Job Description
Work Products and Outcomes:
The Data Engineer shall meet the following key high-level work products and outcomes as identified by LADBS: (Note: this list is not exhaustive.)
- Develop, construct, test, and maintain data architectures and pipelines.
- Create best-practice ETL frameworks; repeatable and reliable data pipelines that convert data into powerful signals and features.
- Handle raw data (structured, unstructured, and semi-structured) and align it into a more usable, structured format that is better suited for reporting and analytics.
- Work with the cloud solutions architect to ensure data solutions are aligned with company platform architecture and all aspects related to infrastructure.
- Collaborate with business teams to improve data models that feed business intelligence tools, increasing data accessibility and fostering data-driven decision making across the organization.
- Ensure data pipeline architecture will support the requirements of the business.
- Document processes and perform periodic system reviews to ensure adherence to established standards and processes.
- Evaluate and advise on technical aspects of open work requests in the product backlog with the project lead.
- Define Cloud infrastructure Reference Architectures for common solution archetypes
- Real-time bidirectional data pipeline from Oracle transactional databases to a data lake in the cloud.
- Clear, comprehensive documentation related to the data pipeline.
- Regular reports on the status of data pipeline development.
- Other related tasks identified by LADBS
Performance Specifications:
The qualified candidate must possess the following skills and experience in the following areas:
- A bachelor's degree in Computer Science, Data Science, Software/Computer Engineering, or a related field.
- Proven experience as a Data Engineer or in a similar role, with a track record of manipulating, processing, and extracting value from large disconnected datasets.
- Demonstrated technical proficiency with data architecture, databases, and processing large data sets.
- Proficient in Oracle databases and comprehensive understanding of ETL processes, including creating and implementing custom ETL processes.
- Experience with cloud services (AWS, Azure), and understanding of distributed systems, such as Hadoop/MapReduce, Spark, or equivalent technologies.
- Knowledge of Kafka, Kinesis, OCI Data Integration, Azure Service Bus or similar technologies for real-time data processing and streaming.
- Experience designing, building, and maintaining data processing systems, as well as experience working with either a MapReduce or an MPP system.
- Strong organizational, critical thinking, and problem-solving skills, with clear understanding of high-performance algorithms and Python scripting.
- Experience with machine learning toolkits, data ingestion technologies, data preparation technologies, and data visualization tools is a plus.

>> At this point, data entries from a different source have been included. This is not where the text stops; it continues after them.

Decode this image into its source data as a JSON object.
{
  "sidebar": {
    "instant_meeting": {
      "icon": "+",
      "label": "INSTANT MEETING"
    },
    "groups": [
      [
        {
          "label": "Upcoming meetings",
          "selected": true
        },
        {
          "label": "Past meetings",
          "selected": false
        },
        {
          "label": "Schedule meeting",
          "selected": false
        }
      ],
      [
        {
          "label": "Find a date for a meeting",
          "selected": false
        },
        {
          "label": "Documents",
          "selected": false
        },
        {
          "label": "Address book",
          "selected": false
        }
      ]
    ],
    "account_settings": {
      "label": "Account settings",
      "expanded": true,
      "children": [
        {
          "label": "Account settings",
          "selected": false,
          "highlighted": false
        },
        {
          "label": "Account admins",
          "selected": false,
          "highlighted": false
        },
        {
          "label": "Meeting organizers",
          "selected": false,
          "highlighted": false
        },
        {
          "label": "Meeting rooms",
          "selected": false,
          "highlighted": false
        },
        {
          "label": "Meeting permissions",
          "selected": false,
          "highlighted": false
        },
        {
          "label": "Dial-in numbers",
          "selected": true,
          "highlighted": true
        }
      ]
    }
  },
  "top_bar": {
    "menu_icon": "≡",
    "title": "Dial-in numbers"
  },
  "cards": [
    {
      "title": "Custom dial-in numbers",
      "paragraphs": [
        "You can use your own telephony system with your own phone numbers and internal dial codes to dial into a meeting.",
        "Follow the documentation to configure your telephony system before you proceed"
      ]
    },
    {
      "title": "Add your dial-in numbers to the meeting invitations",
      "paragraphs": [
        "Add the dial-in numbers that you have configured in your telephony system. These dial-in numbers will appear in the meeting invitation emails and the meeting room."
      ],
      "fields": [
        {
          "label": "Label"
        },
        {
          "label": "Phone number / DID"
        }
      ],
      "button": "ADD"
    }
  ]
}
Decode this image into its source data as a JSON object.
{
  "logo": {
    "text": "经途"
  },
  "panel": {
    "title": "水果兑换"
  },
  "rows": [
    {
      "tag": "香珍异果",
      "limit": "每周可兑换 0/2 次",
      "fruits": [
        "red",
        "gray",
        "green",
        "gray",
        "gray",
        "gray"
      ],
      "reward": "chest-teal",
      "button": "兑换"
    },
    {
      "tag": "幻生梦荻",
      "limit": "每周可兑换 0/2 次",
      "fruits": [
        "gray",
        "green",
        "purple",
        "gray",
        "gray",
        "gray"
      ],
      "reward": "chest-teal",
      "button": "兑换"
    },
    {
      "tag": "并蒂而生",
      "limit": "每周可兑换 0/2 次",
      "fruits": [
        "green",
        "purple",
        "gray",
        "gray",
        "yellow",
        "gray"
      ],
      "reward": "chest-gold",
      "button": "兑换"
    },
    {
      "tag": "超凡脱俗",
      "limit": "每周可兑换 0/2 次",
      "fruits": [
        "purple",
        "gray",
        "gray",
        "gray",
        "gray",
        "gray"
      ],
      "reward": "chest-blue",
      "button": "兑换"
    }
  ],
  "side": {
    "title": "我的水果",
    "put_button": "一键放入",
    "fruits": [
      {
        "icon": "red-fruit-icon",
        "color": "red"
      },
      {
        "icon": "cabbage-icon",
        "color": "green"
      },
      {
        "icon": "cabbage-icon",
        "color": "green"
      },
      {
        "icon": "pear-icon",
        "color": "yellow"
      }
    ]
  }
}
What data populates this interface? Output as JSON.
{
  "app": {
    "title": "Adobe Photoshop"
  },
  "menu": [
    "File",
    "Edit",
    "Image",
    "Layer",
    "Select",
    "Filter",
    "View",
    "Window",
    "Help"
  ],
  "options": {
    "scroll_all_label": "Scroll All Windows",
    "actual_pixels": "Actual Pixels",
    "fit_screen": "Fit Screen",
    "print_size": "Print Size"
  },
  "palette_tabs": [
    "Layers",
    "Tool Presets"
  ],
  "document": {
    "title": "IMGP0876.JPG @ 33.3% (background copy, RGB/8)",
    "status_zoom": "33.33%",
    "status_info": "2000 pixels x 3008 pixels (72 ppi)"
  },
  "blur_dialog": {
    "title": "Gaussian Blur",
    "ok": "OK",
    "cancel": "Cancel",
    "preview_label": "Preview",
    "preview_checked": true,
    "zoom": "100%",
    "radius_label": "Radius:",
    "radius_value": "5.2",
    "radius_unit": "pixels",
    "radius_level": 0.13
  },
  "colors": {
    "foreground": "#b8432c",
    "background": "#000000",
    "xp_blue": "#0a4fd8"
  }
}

- Excellent communication and collaboration abilities, with the ability to work in a dynamic, team-oriented environment and adapt to changes in a fast-paced work environment.
- Data-driven mindset, with the ability to translate business requirements into data solutions.
- Experience with version control systems e.g. Git, and with agile methodologies/scrum.
- Certifications in related field would be an added advantage (e.g. Google Certified Professional Data Engineer, AWS Certified Big Data, etc.).
Work hours and location:
- Estimated Start Date: 5/8/2024 ** The candidate proposed must be available on the estimated start date.
- Estimated Completion Date: 3/22/2025
- This is a Remote role
Evaluation Criteria:
LADBS will review the TOS Responses received and select up to 5 of the most qualified candidates to be interviewed based on a review of the resumes provided and the criteria below.
- Education
- Relevant degree in Computer Science, Engineering, Information Technology, or related field
- Advanced degrees or certifications related to Data Engineering
- Experience
- Previous work experience with data migration and engineering
- Hands-on experience with data warehouses
- Demonstrated experience in managing and optimizing data pipelines and architectures
- Technical Knowledge
- Strong understanding of streaming data platforms and pub-sub models
- In-depth knowledge of data warehousing concepts, including data storage, retrieval, and pipeline optimization
Spruce Technology, Inc. is a mid-size, award-winning (Inc 5000, SmartCEO, Entrepreneur of the Year) technology services firm with a steadily growing portfolio of commercial and government clients. Spruce provides innovative technology solutions, specialized IT staff, and IT strategy consulting nationwide. Spruce maintains partnerships with major technology vendors and continually develops leading-edge offerings in service areas such as digital experience, data services, application development, infrastructure, cyber security, and IT staffing.
Spruce Technology, Inc. is an affirmative action and equal opportunity employer. All qualified applicants will receive consideration for employment without regard to race, color, religion, sex, disability, age, sexual orientation, gender identity, national origin, veteran status, or genetic information. Consistent with the Americans with Disabilities Act, it is the policy of Spruce Technology, Inc. to provide reasonable accommodation when requested by a qualified applicant or employee with a disability, unless such accommodation would cause an undue hardship. The policy regarding requests for reasonable accommodation applies to all aspects of employment, including the application process.